I’ve been reading Engaging Ideas: The Professor’s Guide to Integrating Writing, Critical Thinking, and Active Learning in the Classroom, by John C. Bean (2nd edition, 2011). I wish someone had given me this book while I was in graduate school. Here are a few of the many useful pieces of information that it contains:
- Data indicates that student engagement in a course correlates to the amount of writing assigned in it. More writing, more engagement.
- Content coverage vs. writing skills training is a false dichotomy. Students learn better if they think about content in ways other than rote memorization, and writing is a cognitively more demanding form of thinking. When writing, students use important disciplinary concepts while simultaneously practicing methods of inquiry and argumentation (p. 90).
- More writing does not necessarily lead to more time grading for the instructor.
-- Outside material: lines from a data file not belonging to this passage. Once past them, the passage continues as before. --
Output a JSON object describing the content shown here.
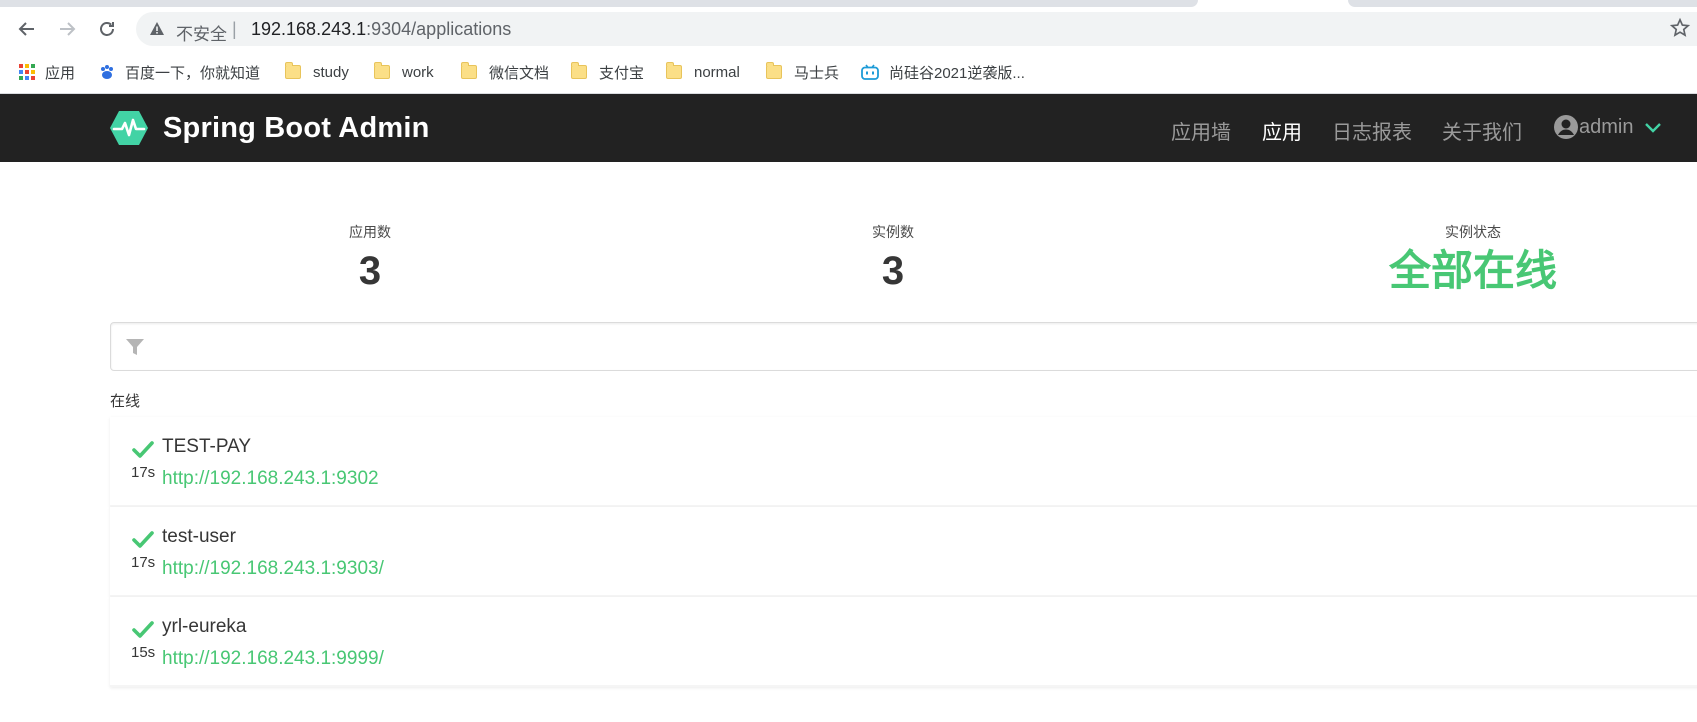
{
  "browser": {
    "insecure_label": "不安全",
    "separator": "|",
    "url_host": "192.168.243.1",
    "url_rest": ":9304/applications",
    "bookmarks": [
      {
        "label": "应用",
        "icon": "apps-grid-icon"
      },
      {
        "label": "百度一下，你就知道",
        "icon": "baidu-paw-icon"
      },
      {
        "label": "study",
        "icon": "folder-icon"
      },
      {
        "label": "work",
        "icon": "folder-icon"
      },
      {
        "label": "微信文档",
        "icon": "folder-icon"
      },
      {
        "label": "支付宝",
        "icon": "folder-icon"
      },
      {
        "label": "normal",
        "icon": "folder-icon"
      },
      {
        "label": "马士兵",
        "icon": "folder-icon"
      },
      {
        "label": "尚硅谷2021逆袭版...",
        "icon": "bilibili-icon"
      }
    ]
  },
  "navbar": {
    "brand": "Spring Boot Admin",
    "items": [
      {
        "label": "应用墙",
        "active": false
      },
      {
        "label": "应用",
        "active": true
      },
      {
        "label": "日志报表",
        "active": false
      },
      {
        "label": "关于我们",
        "active": false
      }
    ],
    "user": "admin"
  },
  "stats": {
    "applications_label": "应用数",
    "applications_value": "3",
    "instances_label": "实例数",
    "instances_value": "3",
    "status_label": "实例状态",
    "status_value": "全部在线"
  },
  "filter": {
    "placeholder": "",
    "value": ""
  },
  "section_label": "在线",
  "applications": [
    {
      "name": "TEST-PAY",
      "age": "17s",
      "url": "http://192.168.243.1:9302",
      "status": "UP"
    },
    {
      "name": "test-user",
      "age": "17s",
      "url": "http://192.168.243.1:9303/",
      "status": "UP"
    },
    {
      "name": "yrl-eureka",
      "age": "15s",
      "url": "http://192.168.243.1:9999/",
      "status": "UP"
    }
  ],
  "colors": {
    "accent": "#48c774",
    "navbar": "#222222"
  }
}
If writing assignments are properly designed then grading time can actually decrease.
- The end-of-semester research paper is wasted effort except for highly-skilled, upper-level undergraduates who are already familiar with disciplinary conventions (p. 91).
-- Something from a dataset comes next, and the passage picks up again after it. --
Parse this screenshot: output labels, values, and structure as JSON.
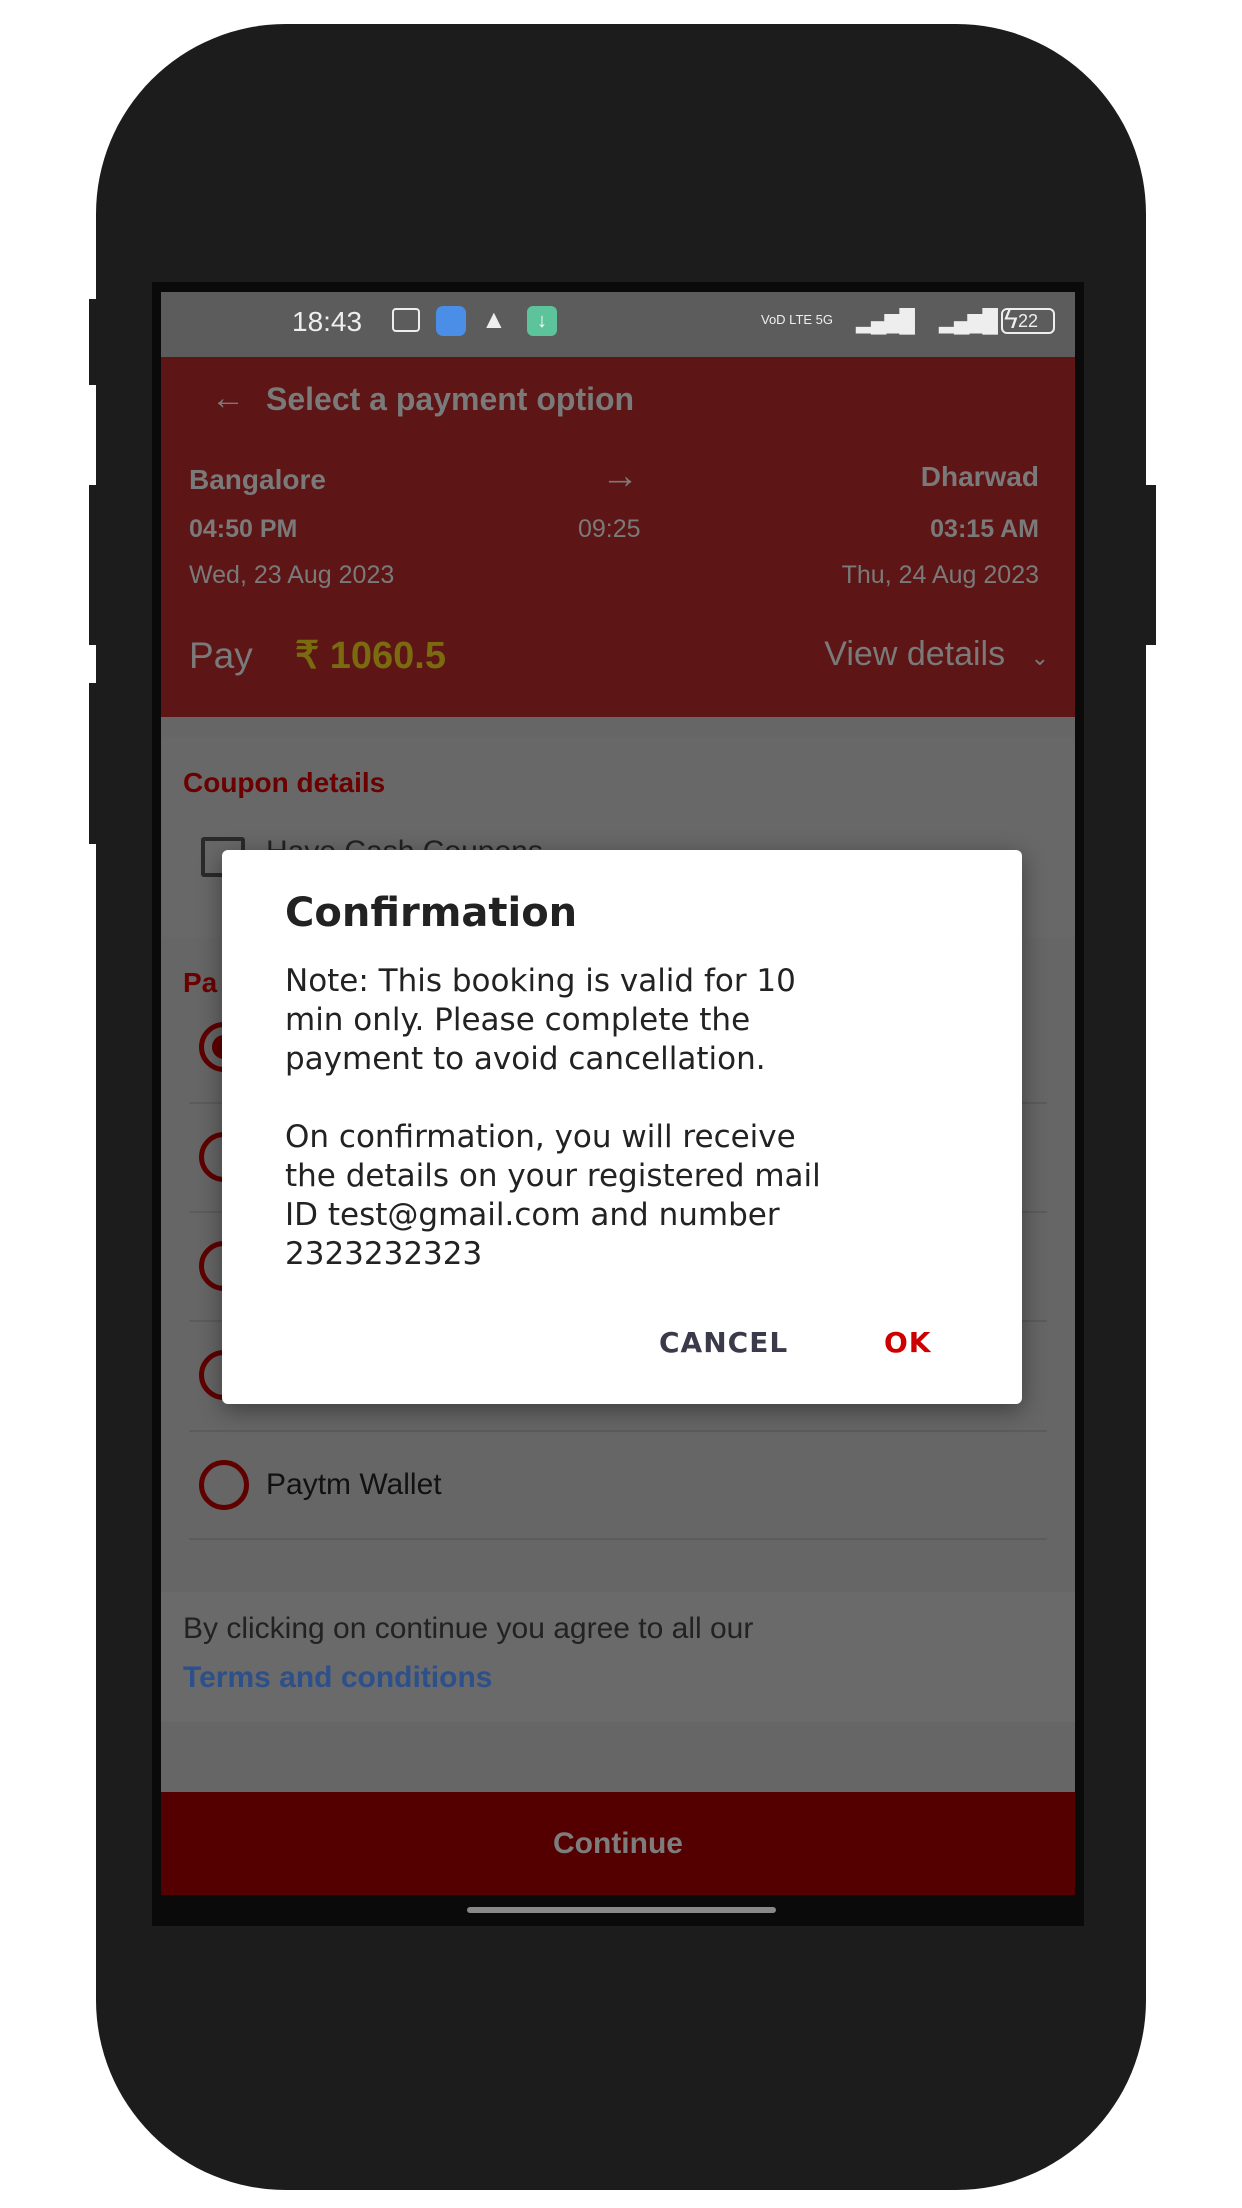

- Effective writing assignments present students with a contextualized problem — a task — that immediately gives them a role to fulfill, an audience to communicate with, and a format to follow (p. 98).
My one criticism of the book is that it presents critical thinking the way that most academics do — as a single skill. In the book, critical thinking is (so far) not clearly defined or operationalized, perhaps because what academics often refer to as critical thinking is actually a whole set of cognitive processes, some of which are easier to develop than others.